Time flies when you’re having fun.
It’s been 2 years since The Surgery.
Yep, in capitals, because it was really one of those life-milestones, one of the things that divides things into Before and After.
It’s not as if things are all that different now than they were before; I still have FMS, my back is still a mess, my knees still hurt, and gravity is still doing its thing in places I would prefer it avoid. I was happy before; I’m happy now. The laundry list of medical problems (and if I list them all I’ll probably just get depressed, and these days my life is not about getting depressed) has quadrupled, but it’s nothing unmanageable. Life has gone on.
Still…things are different.
Before this day 2 years ago, I was walking the Y swimming pool, honestly wondering if it was the last time I’d see it. And walking was the best I could do. These days, I splash in another Y pool, a full on (albeit kind of slow) hour-long (usually) swim, and instead of pondering final visions, I moan about the goop floating in the water. I take for granted that I’ll see another day. Maybe I shouldn’t, but that I take it for granted doesn’t mean I’m not deeply grateful.
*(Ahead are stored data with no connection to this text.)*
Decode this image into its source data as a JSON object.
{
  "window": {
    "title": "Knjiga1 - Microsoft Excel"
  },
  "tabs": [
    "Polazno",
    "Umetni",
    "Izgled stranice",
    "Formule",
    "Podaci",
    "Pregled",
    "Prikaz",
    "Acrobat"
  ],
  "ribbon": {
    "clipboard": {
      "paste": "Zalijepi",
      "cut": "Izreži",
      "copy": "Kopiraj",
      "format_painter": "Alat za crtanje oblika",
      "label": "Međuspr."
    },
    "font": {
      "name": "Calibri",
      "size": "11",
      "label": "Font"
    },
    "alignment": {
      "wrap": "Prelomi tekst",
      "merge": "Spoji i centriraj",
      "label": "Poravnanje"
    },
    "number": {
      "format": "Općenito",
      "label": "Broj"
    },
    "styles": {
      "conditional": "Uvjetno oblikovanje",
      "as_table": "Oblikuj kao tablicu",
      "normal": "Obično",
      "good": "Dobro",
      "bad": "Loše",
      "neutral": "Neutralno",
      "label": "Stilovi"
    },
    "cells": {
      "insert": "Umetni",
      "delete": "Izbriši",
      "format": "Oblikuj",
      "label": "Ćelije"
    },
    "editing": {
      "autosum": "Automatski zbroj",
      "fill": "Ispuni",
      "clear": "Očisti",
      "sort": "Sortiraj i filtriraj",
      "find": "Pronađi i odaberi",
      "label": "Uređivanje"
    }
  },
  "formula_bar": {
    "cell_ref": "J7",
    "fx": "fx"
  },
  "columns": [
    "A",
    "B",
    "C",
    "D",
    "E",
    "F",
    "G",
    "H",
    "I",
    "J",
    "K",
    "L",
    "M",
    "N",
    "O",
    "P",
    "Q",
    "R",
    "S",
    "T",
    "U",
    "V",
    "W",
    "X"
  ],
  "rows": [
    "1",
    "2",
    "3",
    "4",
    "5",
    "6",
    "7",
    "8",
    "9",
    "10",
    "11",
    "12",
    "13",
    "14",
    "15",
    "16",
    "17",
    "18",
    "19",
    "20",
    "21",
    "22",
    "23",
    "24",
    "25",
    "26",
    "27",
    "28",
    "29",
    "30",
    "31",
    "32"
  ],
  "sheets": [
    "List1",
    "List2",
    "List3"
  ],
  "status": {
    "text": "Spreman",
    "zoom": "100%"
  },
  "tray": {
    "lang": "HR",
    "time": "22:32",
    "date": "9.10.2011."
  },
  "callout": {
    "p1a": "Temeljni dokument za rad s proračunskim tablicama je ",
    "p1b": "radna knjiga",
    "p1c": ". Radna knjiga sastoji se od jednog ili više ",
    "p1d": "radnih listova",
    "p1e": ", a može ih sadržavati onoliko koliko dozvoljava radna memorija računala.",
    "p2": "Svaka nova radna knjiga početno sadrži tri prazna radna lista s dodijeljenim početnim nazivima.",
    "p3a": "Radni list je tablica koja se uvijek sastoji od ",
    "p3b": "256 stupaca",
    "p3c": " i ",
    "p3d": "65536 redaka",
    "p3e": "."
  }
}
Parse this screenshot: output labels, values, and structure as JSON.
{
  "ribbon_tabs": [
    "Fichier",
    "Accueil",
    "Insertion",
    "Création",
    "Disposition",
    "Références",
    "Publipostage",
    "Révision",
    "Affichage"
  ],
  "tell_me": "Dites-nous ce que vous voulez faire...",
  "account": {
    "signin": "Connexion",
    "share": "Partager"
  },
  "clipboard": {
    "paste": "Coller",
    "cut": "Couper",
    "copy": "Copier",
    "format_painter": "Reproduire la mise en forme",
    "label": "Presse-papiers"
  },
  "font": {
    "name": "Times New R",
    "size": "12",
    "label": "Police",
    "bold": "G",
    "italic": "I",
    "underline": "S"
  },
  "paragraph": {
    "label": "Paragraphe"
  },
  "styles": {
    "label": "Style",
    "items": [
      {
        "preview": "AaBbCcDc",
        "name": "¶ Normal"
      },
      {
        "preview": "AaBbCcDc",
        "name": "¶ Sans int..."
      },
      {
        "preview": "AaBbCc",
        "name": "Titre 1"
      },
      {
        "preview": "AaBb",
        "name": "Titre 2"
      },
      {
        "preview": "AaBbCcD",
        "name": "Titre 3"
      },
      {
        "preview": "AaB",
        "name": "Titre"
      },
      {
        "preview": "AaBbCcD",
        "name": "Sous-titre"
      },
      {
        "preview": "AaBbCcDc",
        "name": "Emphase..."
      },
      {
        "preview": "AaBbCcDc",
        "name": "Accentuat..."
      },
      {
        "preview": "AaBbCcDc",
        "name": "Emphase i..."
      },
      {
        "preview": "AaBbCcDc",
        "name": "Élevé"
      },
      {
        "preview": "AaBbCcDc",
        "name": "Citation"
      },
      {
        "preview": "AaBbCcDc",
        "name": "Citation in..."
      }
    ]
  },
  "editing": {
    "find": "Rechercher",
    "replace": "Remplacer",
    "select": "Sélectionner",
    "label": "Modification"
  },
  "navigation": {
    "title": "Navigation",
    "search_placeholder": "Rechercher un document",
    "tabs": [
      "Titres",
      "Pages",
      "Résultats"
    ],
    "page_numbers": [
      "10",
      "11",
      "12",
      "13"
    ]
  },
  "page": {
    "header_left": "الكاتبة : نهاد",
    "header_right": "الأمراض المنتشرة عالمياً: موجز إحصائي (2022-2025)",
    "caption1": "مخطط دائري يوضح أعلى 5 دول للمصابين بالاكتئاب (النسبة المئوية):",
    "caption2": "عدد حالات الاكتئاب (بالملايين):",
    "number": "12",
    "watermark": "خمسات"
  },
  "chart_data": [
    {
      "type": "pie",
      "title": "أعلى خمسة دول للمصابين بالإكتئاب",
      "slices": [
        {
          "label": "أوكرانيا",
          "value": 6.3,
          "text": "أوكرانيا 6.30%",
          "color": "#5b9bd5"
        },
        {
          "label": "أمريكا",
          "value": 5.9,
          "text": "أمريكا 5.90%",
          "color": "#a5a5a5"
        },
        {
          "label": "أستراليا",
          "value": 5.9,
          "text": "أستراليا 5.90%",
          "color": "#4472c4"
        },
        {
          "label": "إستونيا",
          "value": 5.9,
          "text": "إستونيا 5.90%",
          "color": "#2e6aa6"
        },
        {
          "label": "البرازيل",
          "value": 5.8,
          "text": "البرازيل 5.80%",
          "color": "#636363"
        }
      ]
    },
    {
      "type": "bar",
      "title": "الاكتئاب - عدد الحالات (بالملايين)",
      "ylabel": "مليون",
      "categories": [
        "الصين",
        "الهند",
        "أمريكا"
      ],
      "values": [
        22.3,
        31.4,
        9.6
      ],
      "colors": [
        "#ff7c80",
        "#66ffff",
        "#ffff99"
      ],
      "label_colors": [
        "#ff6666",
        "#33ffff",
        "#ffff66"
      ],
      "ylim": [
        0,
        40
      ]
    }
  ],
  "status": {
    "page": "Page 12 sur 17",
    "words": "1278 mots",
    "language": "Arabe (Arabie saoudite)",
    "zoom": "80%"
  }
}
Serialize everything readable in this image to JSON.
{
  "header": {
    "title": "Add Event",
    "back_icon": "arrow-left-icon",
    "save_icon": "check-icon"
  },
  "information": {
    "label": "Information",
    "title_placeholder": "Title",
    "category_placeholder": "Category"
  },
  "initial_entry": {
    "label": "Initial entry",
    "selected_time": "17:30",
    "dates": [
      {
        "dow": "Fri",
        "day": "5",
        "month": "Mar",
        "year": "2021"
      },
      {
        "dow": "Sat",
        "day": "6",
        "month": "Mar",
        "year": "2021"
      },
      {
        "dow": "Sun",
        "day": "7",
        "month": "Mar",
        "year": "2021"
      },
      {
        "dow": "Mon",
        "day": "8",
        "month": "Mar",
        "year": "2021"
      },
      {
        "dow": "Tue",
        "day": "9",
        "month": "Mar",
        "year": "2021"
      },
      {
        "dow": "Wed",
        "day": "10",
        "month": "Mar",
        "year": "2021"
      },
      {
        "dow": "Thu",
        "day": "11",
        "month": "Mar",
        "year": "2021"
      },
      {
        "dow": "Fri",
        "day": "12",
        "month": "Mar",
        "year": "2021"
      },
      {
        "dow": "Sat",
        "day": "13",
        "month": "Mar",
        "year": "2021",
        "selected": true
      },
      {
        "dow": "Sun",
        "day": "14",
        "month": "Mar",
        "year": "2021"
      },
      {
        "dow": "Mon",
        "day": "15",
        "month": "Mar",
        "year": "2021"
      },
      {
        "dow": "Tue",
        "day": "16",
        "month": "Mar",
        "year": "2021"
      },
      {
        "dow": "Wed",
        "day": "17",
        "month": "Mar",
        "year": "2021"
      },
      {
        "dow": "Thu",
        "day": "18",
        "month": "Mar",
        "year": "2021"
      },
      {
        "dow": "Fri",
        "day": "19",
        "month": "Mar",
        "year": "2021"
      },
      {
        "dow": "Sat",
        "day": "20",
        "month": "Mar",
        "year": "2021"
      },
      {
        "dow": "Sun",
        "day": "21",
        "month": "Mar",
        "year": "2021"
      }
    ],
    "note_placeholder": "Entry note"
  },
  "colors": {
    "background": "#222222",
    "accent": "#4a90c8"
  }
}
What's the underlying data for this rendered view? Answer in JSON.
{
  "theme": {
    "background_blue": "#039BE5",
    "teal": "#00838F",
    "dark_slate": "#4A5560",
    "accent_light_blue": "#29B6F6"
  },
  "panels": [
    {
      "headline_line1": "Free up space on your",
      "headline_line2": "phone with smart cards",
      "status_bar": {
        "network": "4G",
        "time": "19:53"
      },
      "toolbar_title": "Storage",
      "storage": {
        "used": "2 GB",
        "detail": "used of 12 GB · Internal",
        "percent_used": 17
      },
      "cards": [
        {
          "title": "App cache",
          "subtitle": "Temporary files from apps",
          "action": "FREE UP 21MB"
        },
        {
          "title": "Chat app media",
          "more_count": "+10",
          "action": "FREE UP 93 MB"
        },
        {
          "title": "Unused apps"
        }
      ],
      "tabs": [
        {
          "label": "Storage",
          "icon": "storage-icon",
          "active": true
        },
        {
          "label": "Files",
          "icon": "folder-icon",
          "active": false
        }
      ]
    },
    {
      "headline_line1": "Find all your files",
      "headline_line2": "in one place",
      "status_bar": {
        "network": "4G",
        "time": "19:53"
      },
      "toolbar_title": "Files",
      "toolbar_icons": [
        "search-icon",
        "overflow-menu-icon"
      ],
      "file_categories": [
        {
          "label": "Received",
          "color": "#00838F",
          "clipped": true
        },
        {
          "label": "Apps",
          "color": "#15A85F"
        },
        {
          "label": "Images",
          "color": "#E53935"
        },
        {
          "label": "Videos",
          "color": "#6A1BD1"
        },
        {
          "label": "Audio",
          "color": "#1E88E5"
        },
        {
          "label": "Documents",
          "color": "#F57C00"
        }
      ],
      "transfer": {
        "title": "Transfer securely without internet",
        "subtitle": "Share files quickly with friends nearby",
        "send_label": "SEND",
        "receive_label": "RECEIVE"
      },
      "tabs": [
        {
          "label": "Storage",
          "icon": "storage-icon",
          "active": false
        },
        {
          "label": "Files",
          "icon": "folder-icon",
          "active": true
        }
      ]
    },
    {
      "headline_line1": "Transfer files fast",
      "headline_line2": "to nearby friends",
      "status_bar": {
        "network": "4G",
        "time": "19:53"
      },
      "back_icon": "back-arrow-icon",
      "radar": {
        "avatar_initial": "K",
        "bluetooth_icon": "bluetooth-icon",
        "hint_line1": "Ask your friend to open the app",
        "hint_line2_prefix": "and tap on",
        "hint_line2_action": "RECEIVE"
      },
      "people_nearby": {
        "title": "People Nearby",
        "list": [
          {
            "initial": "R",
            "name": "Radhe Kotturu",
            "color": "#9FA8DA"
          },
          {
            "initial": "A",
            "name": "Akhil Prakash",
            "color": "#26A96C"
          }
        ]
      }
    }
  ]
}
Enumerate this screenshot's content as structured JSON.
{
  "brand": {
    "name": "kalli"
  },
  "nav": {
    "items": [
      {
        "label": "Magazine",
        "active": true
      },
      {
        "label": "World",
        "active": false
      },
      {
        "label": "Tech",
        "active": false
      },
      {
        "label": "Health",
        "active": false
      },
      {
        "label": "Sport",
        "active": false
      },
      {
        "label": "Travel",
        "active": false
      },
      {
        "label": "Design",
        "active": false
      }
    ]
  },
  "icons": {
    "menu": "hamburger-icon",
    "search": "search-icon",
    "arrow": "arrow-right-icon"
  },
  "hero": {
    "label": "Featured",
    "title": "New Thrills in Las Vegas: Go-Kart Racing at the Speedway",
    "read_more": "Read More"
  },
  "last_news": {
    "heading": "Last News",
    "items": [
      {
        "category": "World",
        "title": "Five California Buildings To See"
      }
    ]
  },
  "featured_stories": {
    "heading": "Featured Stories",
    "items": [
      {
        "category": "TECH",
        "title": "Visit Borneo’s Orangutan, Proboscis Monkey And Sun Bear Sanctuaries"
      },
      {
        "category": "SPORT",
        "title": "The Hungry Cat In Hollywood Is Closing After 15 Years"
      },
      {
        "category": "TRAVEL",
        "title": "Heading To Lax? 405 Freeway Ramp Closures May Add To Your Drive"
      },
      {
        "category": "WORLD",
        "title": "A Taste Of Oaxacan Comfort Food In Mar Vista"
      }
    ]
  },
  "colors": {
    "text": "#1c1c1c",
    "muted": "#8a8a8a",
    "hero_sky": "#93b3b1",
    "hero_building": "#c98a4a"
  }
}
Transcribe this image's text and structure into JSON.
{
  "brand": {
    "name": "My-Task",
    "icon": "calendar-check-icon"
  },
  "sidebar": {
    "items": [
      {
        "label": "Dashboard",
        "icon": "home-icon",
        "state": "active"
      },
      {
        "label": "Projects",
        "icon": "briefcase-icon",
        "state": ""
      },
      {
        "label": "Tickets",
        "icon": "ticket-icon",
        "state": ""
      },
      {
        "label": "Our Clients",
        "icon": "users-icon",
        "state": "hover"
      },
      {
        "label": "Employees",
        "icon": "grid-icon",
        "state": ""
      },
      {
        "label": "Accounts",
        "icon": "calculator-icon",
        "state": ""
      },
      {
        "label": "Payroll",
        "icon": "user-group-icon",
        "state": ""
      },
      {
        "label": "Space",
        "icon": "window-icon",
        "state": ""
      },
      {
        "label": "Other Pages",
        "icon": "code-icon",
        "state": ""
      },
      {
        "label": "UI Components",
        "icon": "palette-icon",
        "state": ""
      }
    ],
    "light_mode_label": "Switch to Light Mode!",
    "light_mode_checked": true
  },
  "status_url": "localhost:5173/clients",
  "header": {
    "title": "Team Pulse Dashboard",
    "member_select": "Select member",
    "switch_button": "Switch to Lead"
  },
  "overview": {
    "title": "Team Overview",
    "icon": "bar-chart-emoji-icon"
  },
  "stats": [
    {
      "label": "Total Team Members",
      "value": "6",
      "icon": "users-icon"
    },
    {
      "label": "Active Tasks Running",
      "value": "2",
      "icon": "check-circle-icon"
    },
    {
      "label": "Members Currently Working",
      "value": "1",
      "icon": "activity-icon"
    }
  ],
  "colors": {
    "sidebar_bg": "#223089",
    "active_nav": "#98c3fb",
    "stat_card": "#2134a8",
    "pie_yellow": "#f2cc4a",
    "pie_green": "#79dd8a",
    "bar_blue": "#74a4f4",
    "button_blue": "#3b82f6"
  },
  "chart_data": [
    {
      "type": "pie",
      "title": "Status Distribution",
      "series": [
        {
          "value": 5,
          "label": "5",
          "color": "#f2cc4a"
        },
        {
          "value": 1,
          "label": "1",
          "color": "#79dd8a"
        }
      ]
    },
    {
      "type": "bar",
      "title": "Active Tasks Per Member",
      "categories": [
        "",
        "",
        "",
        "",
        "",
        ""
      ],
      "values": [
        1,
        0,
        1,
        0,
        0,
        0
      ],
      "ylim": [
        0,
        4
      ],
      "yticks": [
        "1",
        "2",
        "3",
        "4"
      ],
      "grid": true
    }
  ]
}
I can look back and laugh about it, especially those hours after the surgery, when I was convinced that the morphine they’d given was going to make me stop breathing, and I was determined to keep sucking in breath after breath. When I was awake, that is. And I look back and still marvel at the Spouse Thingy, how he stayed there until late in the night, making sure I had enough water to make up for the lack of my diabetes insipidus meds, making sure that when I was finally coherent enough I could reach the call button and ask for more, making sure that I could pour it by myself and reach the bedside table. The one thing the surgeon was most concerned about was that my electrolytes would go haywire; the Spouse Thingy keeping such a careful eye on my fluids kept things on an even keel, and the doc was amazed at how perfect my blood work was.
I don’t know too many men who would sit there from dawn until nearly midnight, patiently, not even flinching when puked upon. And I don’t know too many who would do it and then not complain that they came home to a significant doggy-accident and a really pissed off hungry cat. I didn’t know about that until weeks later.
Things may not be all that different, but I think I’m all the more grateful for it.
So today we’re going to a birthday party; the birthday girl is turning 1 year old. In her honor, we’ll spend the day with good friends, watching the kids play, laughing with each other, talking and possibly gossiping, eating and drinking. We’ll have fun. And I’m sure once or twice the thought will cross my mind of what I was doing 2 years ago, and how happy I am to be going to a party for an almost-toddler.
We’ll be celebrating a real birthday.